By Michael Jessen
In our economy, it's cheaper to throw things away than to repair them.
Minimum wage laws have raised the cost of labour to protect employees, but there are still no laws that protect raw materials and energy from over-exploitation. Labour is expensive, raw materials and energy relatively cheap.
As a result, producers "economize" on labour, but not on disposable materials.

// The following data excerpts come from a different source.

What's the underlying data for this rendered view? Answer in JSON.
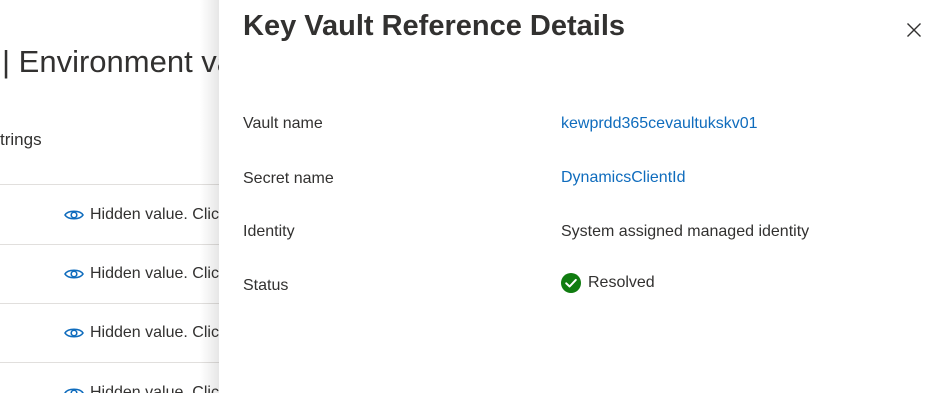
{
  "background": {
    "page_title": "| Environment va",
    "tab_label": "trings",
    "rows": [
      {
        "value_text": "Hidden value. Clic"
      },
      {
        "value_text": "Hidden value. Clic"
      },
      {
        "value_text": "Hidden value. Clic"
      },
      {
        "value_text": "Hidden value. Clic"
      }
    ]
  },
  "panel": {
    "title": "Key Vault Reference Details",
    "close_icon": "close-icon",
    "fields": {
      "vault_name": {
        "label": "Vault name",
        "value": "kewprdd365cevaultukskv01"
      },
      "secret_name": {
        "label": "Secret name",
        "value": "DynamicsClientId"
      },
      "identity": {
        "label": "Identity",
        "value": "System assigned managed identity"
      },
      "status": {
        "label": "Status",
        "value": "Resolved"
      }
    }
  },
  "colors": {
    "link": "#0f6cbd",
    "success": "#107c10",
    "eye_icon": "#0f6cbd"
  }
}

The marketplace is filled with huge volumes of short-lived products that aren't designed for reuse.
World advertising expenditures have grown from $39 billion in 1950 to $256 billion in 1990. Consumers haven't been able to resist and the volume of goods produced and consumed since 1950 exceeds the total volume consumed by all the previous generations put together.
Here are some consumer actions to encourage repair and reuse.
Resist throw-aways: no matter how convenient they seem, there is no such place as away.
Recognize the value of previously owned items: check your local yellow pages for second-hand shopping options and check the newspaper for garage sales.
Invest in your possessions: spend a little extra on products that will last.
Maintain your investment: take care of the things you buy so that they will last.
Respect the needs of charities: repair your hand-me-downs before you pass them along to the needy.
Rent instead of buying: rental shops provide community economic opportunity, as well as conserving resources.
Pool your resources: make arrangements with a friend or relative to share ownership of items you use only on occasion.